AARON SKUBBY, News Editor—The Black Studies department is celebrating its half-century anniversary of interdisciplinary study that has profoundly influenced both the social sciences and humanities.
In honor of this milestone, the department will be hosting a celebration titled “Hope of the Ancestors: Still We Rise” with special guest Dr. Melissa Harris-Perry.
Dr. Harris-Perry is an accomplished professor, political commentator, TV host, and author who will be headlining the celebration with a lecture titled “Campus and Community: Continuing the Legacy of Equity, Education, and Power,” which will be held at 7:00 p.m. on Thursday, Feb. 20 in Swasey Chapel.
Dr. John Jackson, co-chair of the fifth Anniversary Planning Committee along with Dr. Terrance Dean, explained why they found Dr. Harris-Perry would make a great keynote speaker.
“She is a major voice in this country… but her scholarship also digs into the black cultural grass roots,” he said. “She is the kind of figure that embodies what the field is all about. Her transformative contributions in the area of scholarship and political science regarding black women make her seem as the kind of person who would best represent the history and current focus of the black studies program.” Jackson explained.
Jackson explained the origins of the Black Studies department at Denison. “Around 1968, students on a number of college campuses across the country started demanding black studies as a way to honor the contributions of African Americans to American society… the same thing happened at Denison, when students went on strike boycotting classes to press for that sort of curricula innovation,” he said.
Jackson continued to explain the early attempts at creating black culture classes.

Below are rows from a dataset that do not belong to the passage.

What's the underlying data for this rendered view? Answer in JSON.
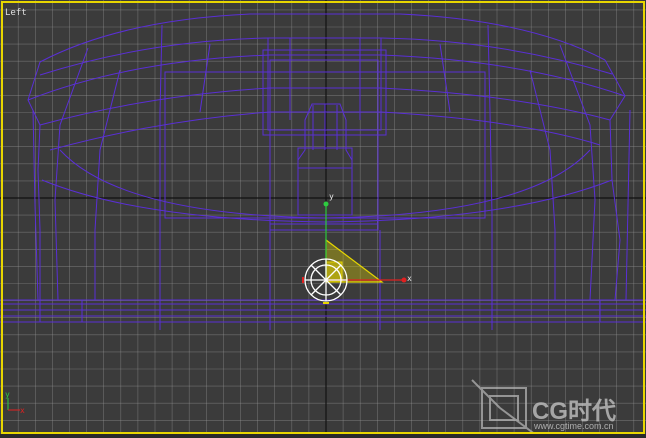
{
  "viewport": {
    "label": "Left",
    "border_color": "#e8d600",
    "grid_color": "#9a9a9a",
    "background": "#3b3b3b",
    "wire_color": "#5a2fd6"
  },
  "gizmo": {
    "y_label": "y",
    "x_label": "x",
    "y_color": "#2ecc40",
    "x_color": "#e02020",
    "plane_color": "#e6d600"
  },
  "watermark": {
    "brand": "CG时代",
    "url": "www.cgtime.com.cn"
  },
  "icons": [
    "viewport-axis-tripod-icon",
    "watermark-logo-icon"
  ]
}
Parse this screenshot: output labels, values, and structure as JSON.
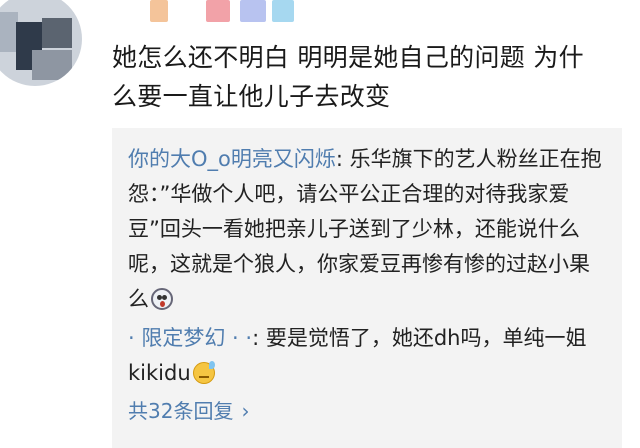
{
  "comment": {
    "text_line1": "她怎么还不明白 明明是她自己的问题 为什",
    "text_line2": "么要一直让他儿子去改变"
  },
  "replies": [
    {
      "username": "你的大O_o明亮又闪烁",
      "separator": ": ",
      "text": "乐华旗下的艺人粉丝正在抱怨：”华做个人吧，请公平公正合理的对待我家爱豆”回头一看她把亲儿子送到了少林，还能说什么呢，这就是个狼人，你家爱豆再惨有惨的过赵小果么",
      "emoji": "surprised-face-icon"
    },
    {
      "username": "· 限定梦幻 · ·",
      "separator": ": ",
      "text": "要是觉悟了，她还dh吗，单纯一姐kikidu",
      "emoji": "sweat-smile-icon"
    }
  ],
  "more_replies": {
    "label": "共32条回复",
    "chevron": "›"
  },
  "colors": {
    "username": "#507daf",
    "reply_bg": "#f3f3f3",
    "text": "#1a1a1a"
  }
}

He mentioned that English Professor Emeritus Bill Nichols taught a black culture course which filled Slayter Hall with about 250 students, where he would host black speakers and activists from across the country as guest speakers.
Dr. John Jackson is no stranger to the rise of the black studies department at Denison. He began working at Denison in 1974 as Associate Dean of the Chapel, then becoming Dean of the Chapel. In the early 1980’s Jackson moved into working in Black Studies.

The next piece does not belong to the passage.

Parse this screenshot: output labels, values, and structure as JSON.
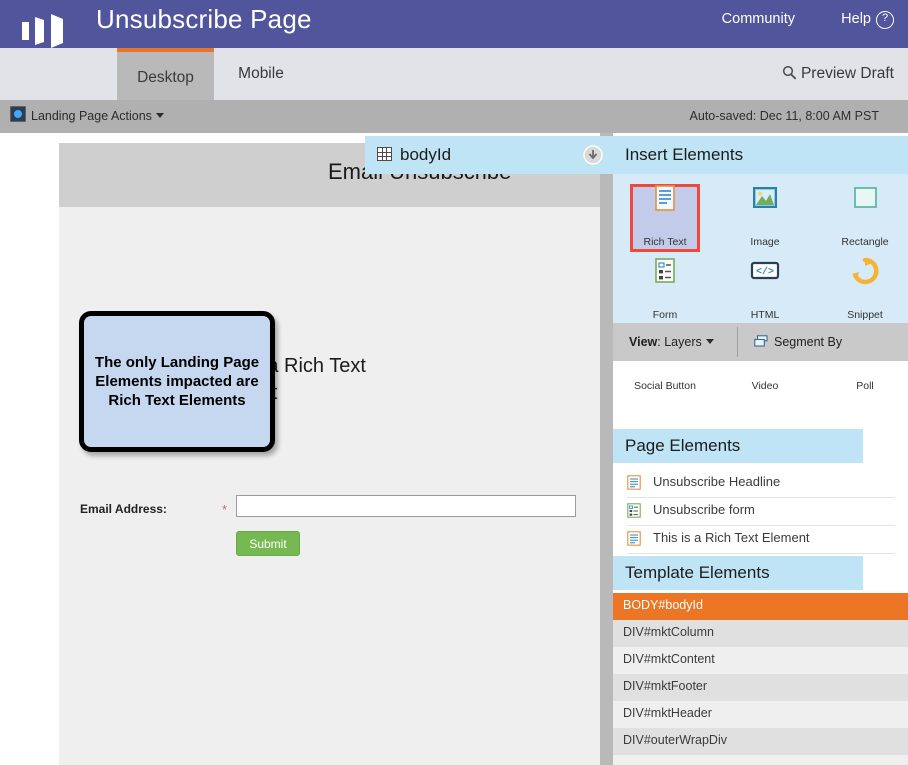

Jackson explained the evolution of the program during his time at Denison. “The program has evolved around our early focus, which has been to spotlight a triangular relationship between North America, Africa, and the Carribean,” he said. “People in all kinds of disciplines across the college have contributed to the program. But the evolution of the program has been through the expansion of the curriculum,” Jackson continued.
Denison’s Black Studies program has grown in size, and now features a core faculty as well as cross listed faculty.
Jackson ended with optimistic hopes for the future of the program, “the field nationally is actually growing, when some other humanities departments nationally are shrinking. So our student enrollment remains relatively high, and so over the next 50 years we hope we can experience similar growth as we did in the last 50.”